Kojou avait lui aussi pris conscience de la gravité de la situation. Natsuki étant incapable d’engager le combat, ils n’avaient aucun moyen d’arrêter les tirs de Tartarus Lapse. Même Kojou, qui est censé être immortel, aurait besoin de beaucoup de temps pour se rétablir s’il était gravement blessé, comme si la moitié de son corps avait été emportée par le vent. De plus, comme Yukina était incapable d’esquiver même avec sa vue spirituelle, Kojou et elle n’avaient plus aucun moyen de résister.
« En premier lieu, contre des terroristes, il n’y a aucun espoir de victoire si l’on perd l’initiative. Il faudrait que ton camp s’engage ou, au minimum, qu’il manœuvre avant eux et se mette en embuscade. »
« Plus facile à dire qu’à faire, cependant… »
Le conseil et le regard complice de Nina agaçaient Kojou, qui la dévisagea. C’est à ce moment-là que la porte du salon fut ouverte et que l’autre invitée de la maison Minamiya apparut.
Il s’agissait d’une petite homoncule aux cheveux indigo : Astarte. Peut-être parce qu’elle s’occupait de Natsuki, endommagée, elle ne portait pas sa tenue habituelle de femme de chambre, mais une tenue rose d’infirmière.
« Hé, Astarte. Comment va Natsuki ? Est-ce qu’elle va bien ? Elle ne t’a rien dit, n’est-ce pas ? Dans un cas comme celui-ci, je prendrais n’importe quoi… »
Kojou avait insufflé un faible espoir dans son flot de questions.
Astarte resta impassible, inclina légèrement la tête et répondit : « Comme les paramètres de la recherche ne sont pas clairs, je ne suis pas en mesure de répondre. »
« C’est vrai… Désolé. »
Les sous-entendus ne fonctionnent pas bien avec elle. D’une certaine façon, cette réponse, très similaire à celle d’Astarte, donna à Kojou l’impression qu’elle s’excusait.
À sa place, c’est Yukina qui poursuit les questions.
« Mme Minamiya t’a-t-elle laissé des instructions ? »

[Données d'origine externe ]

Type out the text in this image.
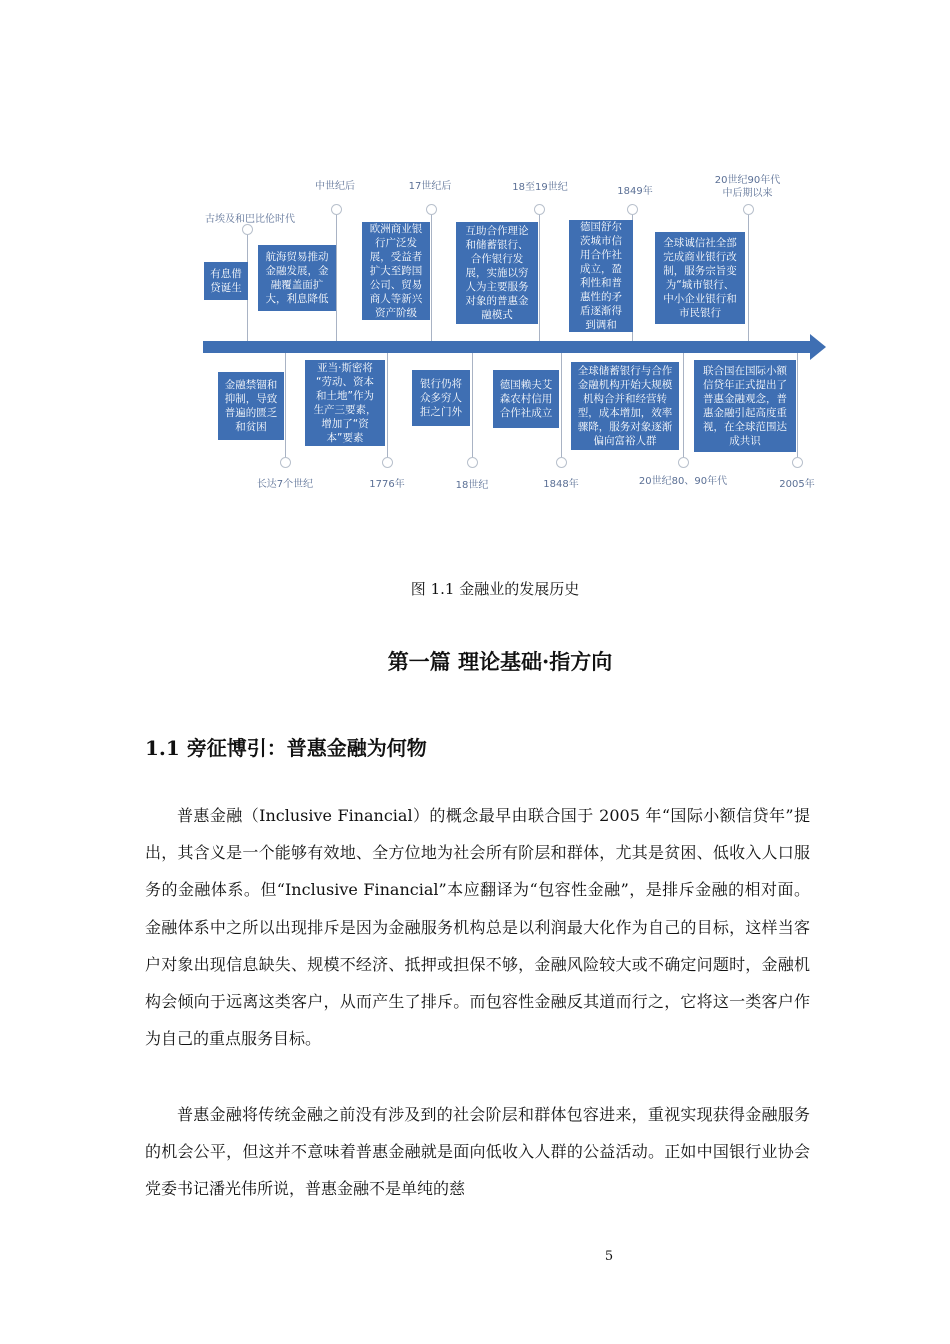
古埃及和巴比伦时代
中世纪后	17世纪后	18至19世纪	1849年
20世纪90年代
中后期以来
有息借
贷诞生
航海贸易推动
金融发展，金
融覆盖面扩
大，利息降低
欧洲商业银
行广泛发
展，受益者
扩大至跨国
公司、贸易
商人等新兴
资产阶级
互助合作理论
和储蓄银行、
合作银行发
展，实施以穷
人为主要服务
对象的普惠金
融模式
德国舒尔
茨城市信
用合作社
成立，盈
利性和普
惠性的矛
盾逐渐得
到调和
全球诚信社全部
完成商业银行改
制，服务宗旨变
为“城市银行、
中小企业银行和
市民银行
金融禁锢和
抑制，导致
普遍的匮乏
和贫困
亚当·斯密将
“劳动、资本
和土地”作为
生产三要素，
增加了“资
本”要素
银行仍将
众多穷人
拒之门外
德国赖夫艾
森农村信用
合作社成立
全球储蓄银行与合作
金融机构开始大规模
机构合并和经营转
型，成本增加，效率
骤降，服务对象逐渐
偏向富裕人群
联合国在国际小额
信贷年正式提出了
普惠金融观念，普
惠金融引起高度重
视，在全球范围达
成共识
长达7个世纪	1776年	18世纪	1848年	20世纪80、90年代	2005年
图 1.1 金融业的发展历史
第一篇 理论基础·指方向
1.1 旁征博引：普惠金融为何物

普惠金融（Inclusive Financial）的概念最早由联合国于 2005 年“国际小额信贷年”提出，其含义是一个能够有效地、全方位地为社会所有阶层和群体，尤其是贫困、低收入人口服务的金融体系。但“Inclusive Financial”本应翻译为“包容性金融”，是排斥金融的相对面。金融体系中之所以出现排斥是因为金融服务机构总是以利润最大化作为自己的目标，这样当客户对象出现信息缺失、规模不经济、抵押或担保不够，金融风险较大或不确定问题时，金融机构会倾向于远离这类客户，从而产生了排斥。而包容性金融反其道而行之，它将这一类客户作为自己的重点服务目标。

普惠金融将传统金融之前没有涉及到的社会阶层和群体包容进来，重视实现获得金融服务的机会公平，但这并不意味着普惠金融就是面向低收入人群的公益活动。正如中国银行业协会党委书记潘光伟所说，普惠金融不是单纯的慈

5
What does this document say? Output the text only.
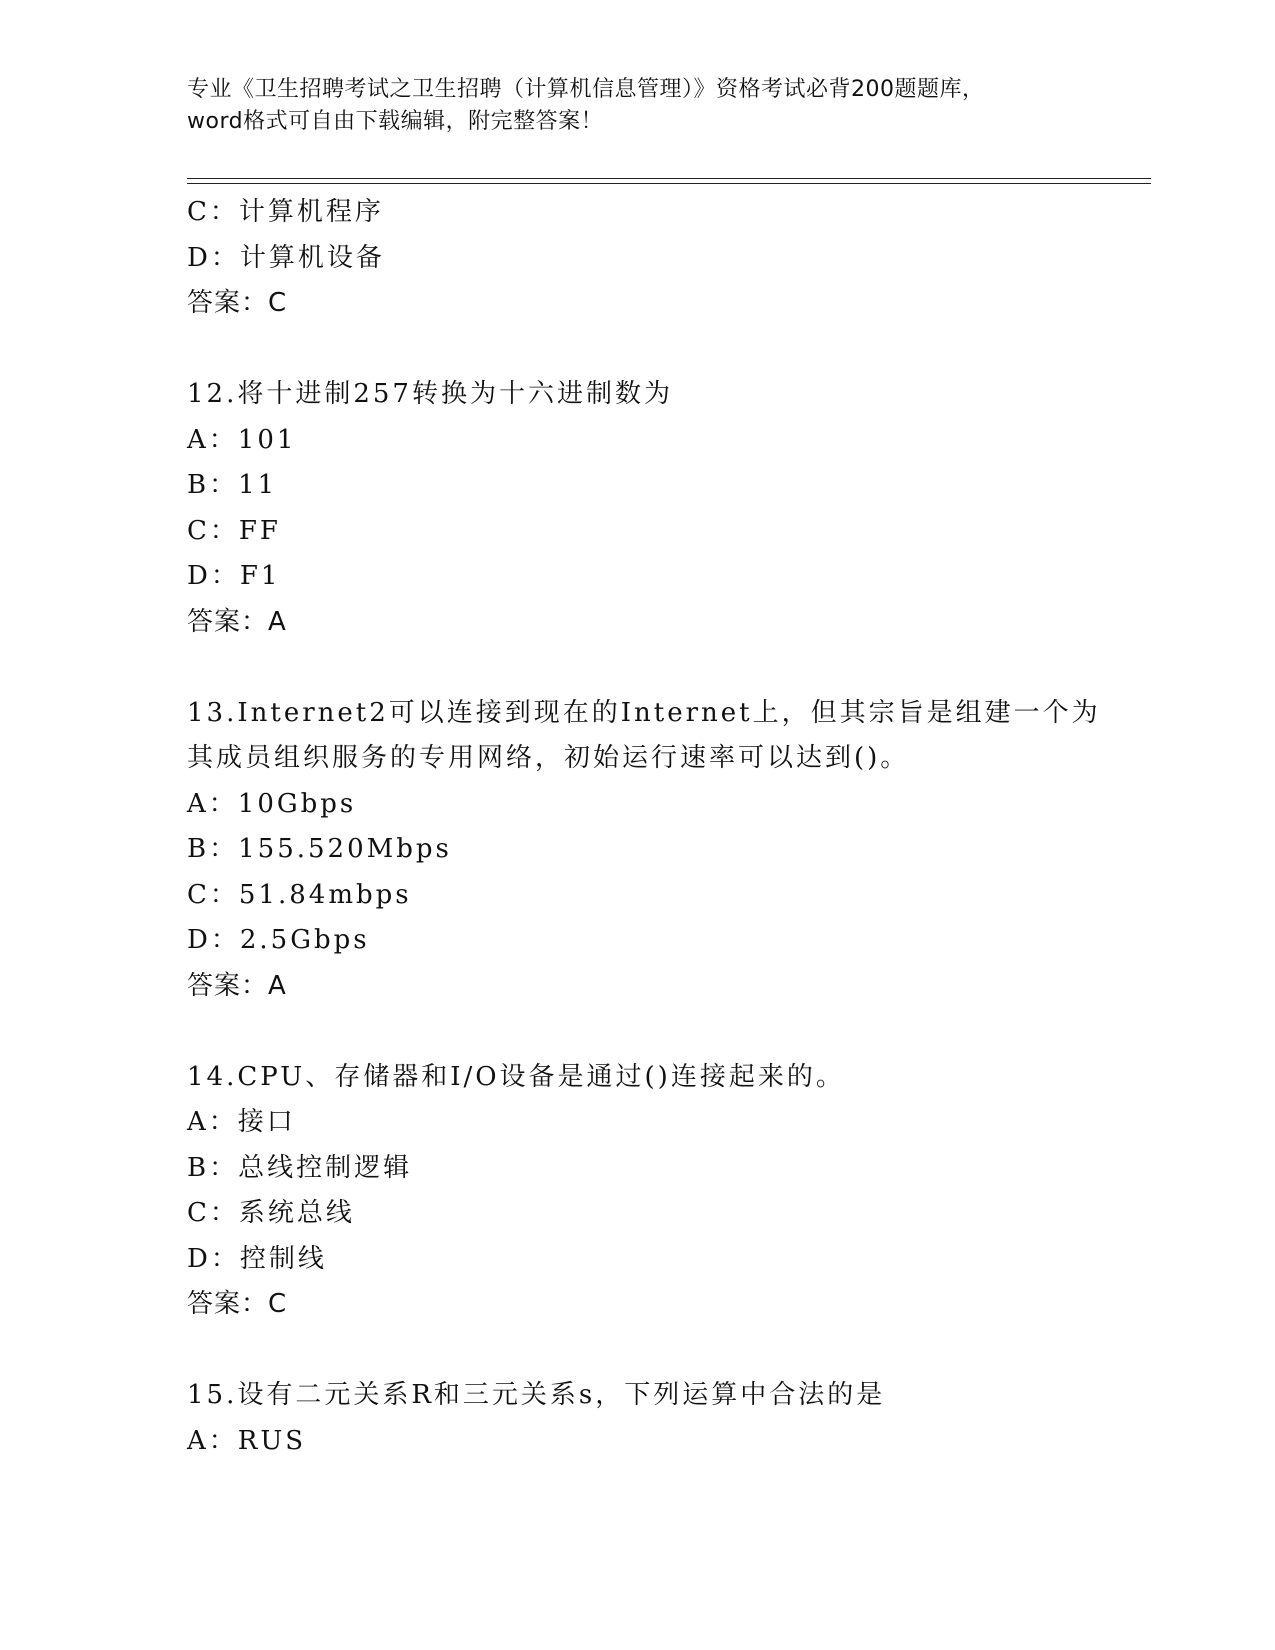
专业《卫生招聘考试之卫生招聘（计算机信息管理）》资格考试必背200题题库，
word格式可自由下载编辑，附完整答案！
C：计算机程序
D：计算机设备
答案：C
12.将十进制257转换为十六进制数为
A：101
B：11
C：FF
D：F1
答案：A
13.Internet2可以连接到现在的Internet上，但其宗旨是组建一个为
其成员组织服务的专用网络，初始运行速率可以达到()。
A：10Gbps
B：155.520Mbps
C：51.84mbps
D：2.5Gbps
答案：A
14.CPU、存储器和I/O设备是通过()连接起来的。
A：接口
B：总线控制逻辑
C：系统总线
D：控制线
答案：C
15.设有二元关系R和三元关系s，下列运算中合法的是
A：RUS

« Un seul résultat correspond à ce paramètre. Elle m’a demandé d’enquêter sur les Roses. »
« … Les Roses ? »
« Affirmatif. Elle a dit : “Enquête sur les roses du Tartare.” »
Kojou et Yukina échangèrent un regard contradictoire. Ni l’un ni l’autre ne reconnaissait ce terme. Mais à en juger par la façon dont les mots étaient prononcés, Kojou pensa que cela devait être lié à Tartarus Lapse. S’accrochant à l’espoir, il déplaça son regard vers Nina, mais celle-ci secoua la tête, indiquant qu’elle n’en savait rien.